To get the upper limit, we're going to do the same thing but going from the bottom up. So here we went from --- here we went to 10. And now we're going to go back into Excel, and I'm going to go down to the bottom of my list. And I want to go to Row 190 --- 90 is 10 less than 200. And the number I need is in the next row down, which is 0.111. Nice work!

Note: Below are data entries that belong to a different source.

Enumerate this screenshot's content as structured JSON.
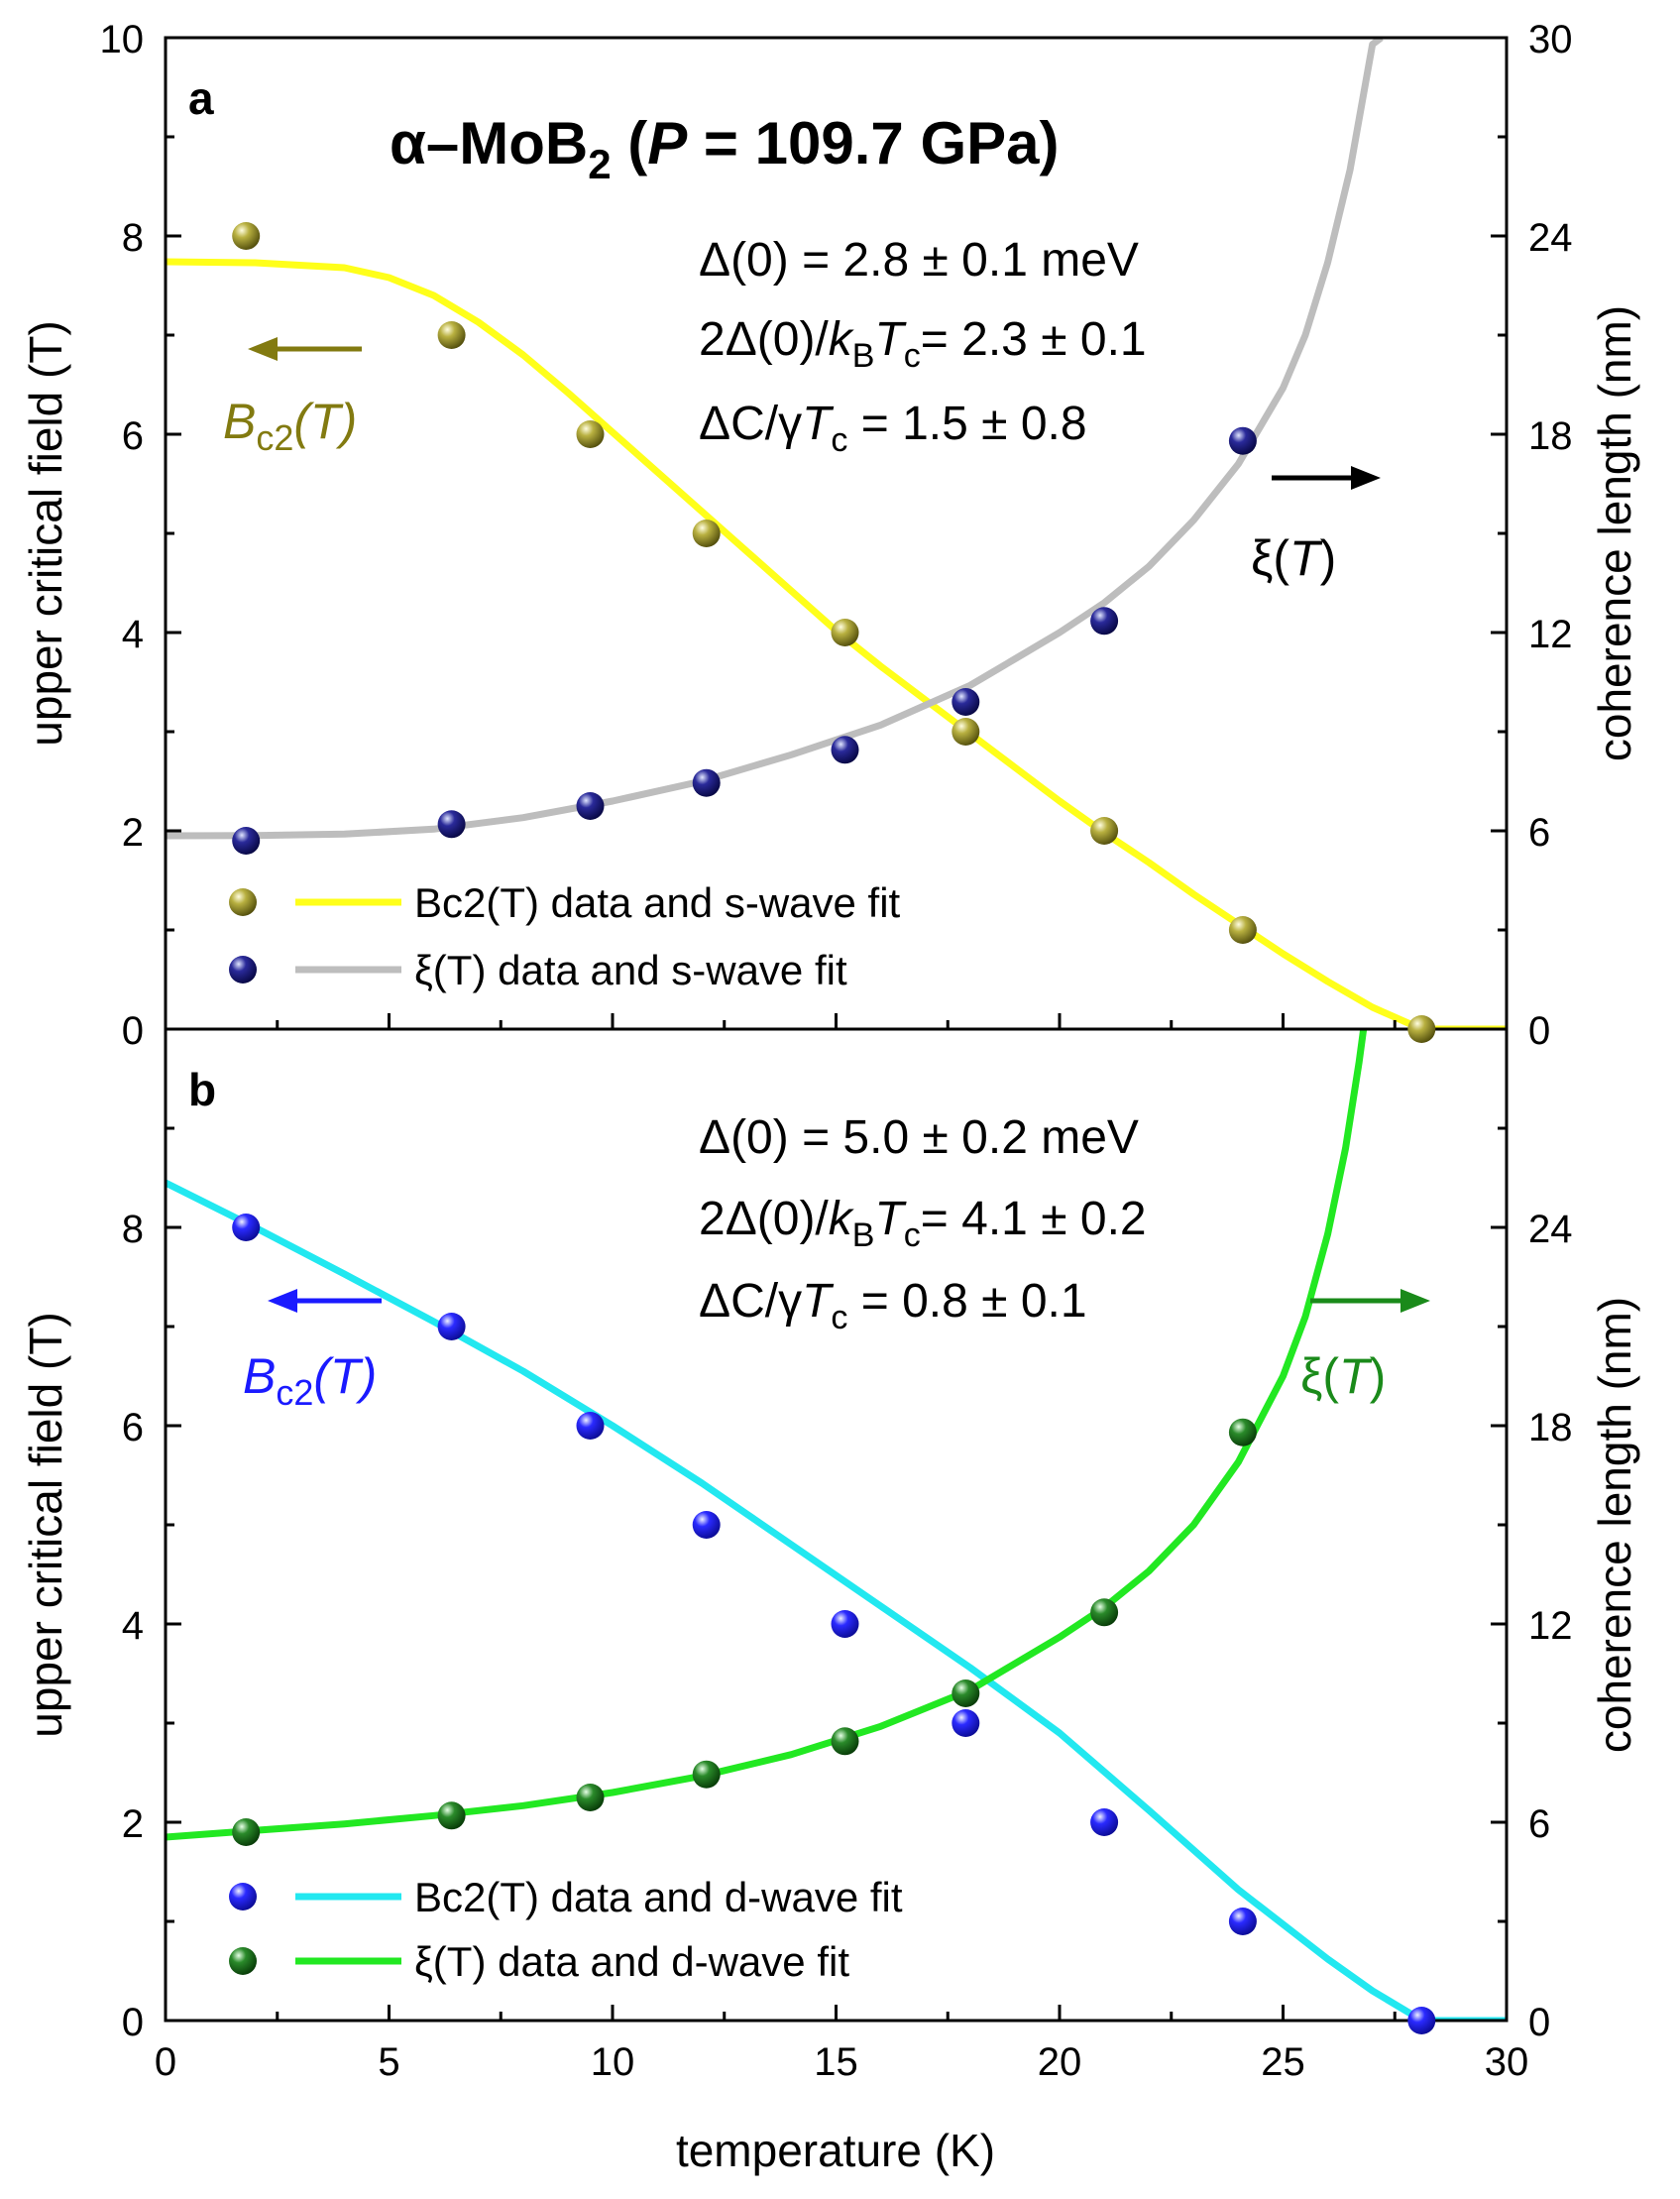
{
  "chart_data": [
    {
      "type": "scatter",
      "panel_label": "a",
      "title_parts": {
        "symbol": "α–MoB",
        "subscript": "2",
        "open": " (",
        "p": "P",
        "value": " = 109.7 GPa)"
      },
      "xlabel": "temperature (K)",
      "ylabel_left": "upper critical field (T)",
      "ylabel_right": "coherence length (nm)",
      "xlim": [
        0,
        30
      ],
      "ylim_left": [
        0,
        10
      ],
      "ylim_right": [
        0,
        30
      ],
      "yticks_left": [
        "0",
        "2",
        "4",
        "6",
        "8",
        "10"
      ],
      "yticks_right": [
        "0",
        "6",
        "12",
        "18",
        "24",
        "30"
      ],
      "annotations": {
        "gap": "Δ(0) = 2.8 ± 0.1 meV",
        "ratio_prefix": "2Δ(0)/",
        "ratio_suffix": "= 2.3 ± 0.1",
        "dc_prefix": "ΔC/γ",
        "dc_suffix": " = 1.5 ± 0.8",
        "bc2_arrow_label": "Bc2(T)",
        "xi_arrow_label": "ξ(T)"
      },
      "legend": [
        "Bc2(T) data and s-wave fit",
        "ξ(T) data and s-wave fit"
      ],
      "series": [
        {
          "name": "Bc2 data",
          "axis": "left",
          "color": "#8a8420",
          "x": [
            1.8,
            6.4,
            9.5,
            12.1,
            15.2,
            17.9,
            21.0,
            24.1,
            28.1
          ],
          "y": [
            8.0,
            7.0,
            6.0,
            5.0,
            4.0,
            3.0,
            2.0,
            1.0,
            0.0
          ]
        },
        {
          "name": "Bc2 s-wave fit",
          "axis": "left",
          "color": "#ffff1a",
          "x": [
            0,
            2,
            4,
            5,
            6,
            7,
            8,
            9,
            10,
            11,
            12,
            13,
            14,
            15,
            16,
            17,
            18,
            19,
            20,
            21,
            22,
            23,
            24,
            25,
            26,
            27,
            28,
            28.1,
            30
          ],
          "y": [
            7.74,
            7.73,
            7.68,
            7.58,
            7.4,
            7.13,
            6.8,
            6.42,
            6.02,
            5.62,
            5.22,
            4.82,
            4.42,
            4.02,
            3.66,
            3.32,
            2.98,
            2.64,
            2.3,
            1.98,
            1.68,
            1.36,
            1.06,
            0.76,
            0.48,
            0.22,
            0.02,
            0.0,
            0.0
          ]
        },
        {
          "name": "xi data",
          "axis": "right",
          "color": "#1a1a7a",
          "x": [
            1.8,
            6.4,
            9.5,
            12.1,
            15.2,
            17.9,
            21.0,
            24.1
          ],
          "y": [
            5.7,
            6.2,
            6.75,
            7.45,
            8.45,
            9.9,
            12.35,
            17.8
          ]
        },
        {
          "name": "xi s-wave fit",
          "axis": "right",
          "color": "#bdbdbd",
          "x": [
            0,
            2,
            4,
            6,
            8,
            10,
            12,
            14,
            16,
            18,
            19,
            20,
            21,
            22,
            23,
            24,
            25,
            25.5,
            26,
            26.5,
            27.0,
            27.2
          ],
          "y": [
            5.85,
            5.86,
            5.9,
            6.05,
            6.4,
            6.9,
            7.5,
            8.3,
            9.2,
            10.4,
            11.2,
            12.0,
            12.9,
            14.0,
            15.4,
            17.1,
            19.4,
            21.0,
            23.2,
            26.0,
            29.8,
            30.0
          ]
        }
      ]
    },
    {
      "type": "scatter",
      "panel_label": "b",
      "xlabel": "temperature (K)",
      "ylabel_left": "upper critical field (T)",
      "ylabel_right": "coherence length (nm)",
      "xlim": [
        0,
        30
      ],
      "xticks": [
        "0",
        "5",
        "10",
        "15",
        "20",
        "25",
        "30"
      ],
      "ylim_left": [
        0,
        10
      ],
      "ylim_right": [
        0,
        30
      ],
      "yticks_left": [
        "0",
        "2",
        "4",
        "6",
        "8"
      ],
      "yticks_right": [
        "0",
        "6",
        "12",
        "18",
        "24"
      ],
      "annotations": {
        "gap": "Δ(0) = 5.0 ± 0.2 meV",
        "ratio_prefix": "2Δ(0)/",
        "ratio_suffix": "= 4.1 ± 0.2",
        "dc_prefix": "ΔC/γ",
        "dc_suffix": " = 0.8 ± 0.1",
        "bc2_arrow_label": "Bc2(T)",
        "xi_arrow_label": "ξ(T)"
      },
      "legend": [
        "Bc2(T) data and d-wave fit",
        "ξ(T) data and d-wave fit"
      ],
      "series": [
        {
          "name": "Bc2 data",
          "axis": "left",
          "color": "#1a1aff",
          "x": [
            1.8,
            6.4,
            9.5,
            12.1,
            15.2,
            17.9,
            21.0,
            24.1,
            28.1
          ],
          "y": [
            8.0,
            7.0,
            6.0,
            5.0,
            4.0,
            3.0,
            2.0,
            1.0,
            0.0
          ]
        },
        {
          "name": "Bc2 d-wave fit",
          "axis": "left",
          "color": "#22e8f0",
          "x": [
            0,
            2,
            4,
            6,
            8,
            10,
            12,
            14,
            16,
            18,
            20,
            22,
            24,
            26,
            27,
            28,
            28.1,
            30
          ],
          "y": [
            8.45,
            8.0,
            7.53,
            7.05,
            6.55,
            6.0,
            5.42,
            4.8,
            4.18,
            3.56,
            2.9,
            2.12,
            1.32,
            0.62,
            0.3,
            0.03,
            0.0,
            0.0
          ]
        },
        {
          "name": "xi data",
          "axis": "right",
          "color": "#1a6e1a",
          "x": [
            1.8,
            6.4,
            9.5,
            12.1,
            15.2,
            17.9,
            21.0,
            24.1
          ],
          "y": [
            5.7,
            6.2,
            6.75,
            7.45,
            8.45,
            9.9,
            12.35,
            17.8
          ]
        },
        {
          "name": "xi d-wave fit",
          "axis": "right",
          "color": "#22e822",
          "x": [
            0,
            2,
            4,
            6,
            8,
            10,
            12,
            14,
            16,
            18,
            19,
            20,
            21,
            22,
            23,
            24,
            25,
            25.5,
            26,
            26.4,
            26.7,
            26.8
          ],
          "y": [
            5.55,
            5.75,
            5.95,
            6.2,
            6.5,
            6.9,
            7.4,
            8.05,
            8.9,
            10.0,
            10.8,
            11.6,
            12.5,
            13.6,
            15.0,
            16.9,
            19.5,
            21.3,
            23.8,
            26.4,
            29.0,
            30.0
          ]
        }
      ]
    }
  ],
  "symbols": {
    "kB_k": "k",
    "kB_B": "B",
    "T": "T",
    "c": "c"
  }
}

And now the second portion of this problem asks, "If some portion of the confidence intervals overlap, the confidence intervals are not significantly different. The results of the two intervals are" --- then there's a blank. So if you click on the drop down, then you we can see that they either are or are not significantly different. Well, that's defined here as whether or not they overlap. So if we look here up here at the top to see if they overlap or not, look at their intervals here. Notice what we have here. We've got here in this interval, we've got 0.063 is our lower limit. Here we got 0.06. And then the upper limit here we've got 0.106, and here we've got 0.111. So there's quite a bit of overlap between these two confidence intervals. And that means they're not significantly different.
Now the second part here says the interval from the bootstrap method is --- and we have to look at our interval and compare it with the actual interval that we have there. So here we've got 0.063, 0.060. So this is going to be on the left side of this interval. And then 0.111 is going to be to the right of our upper limit here (0.106). So this confidence interval that we constructed with bootstrapping is wider than the other that we were given there on the problem statement. I check my answer. Good job!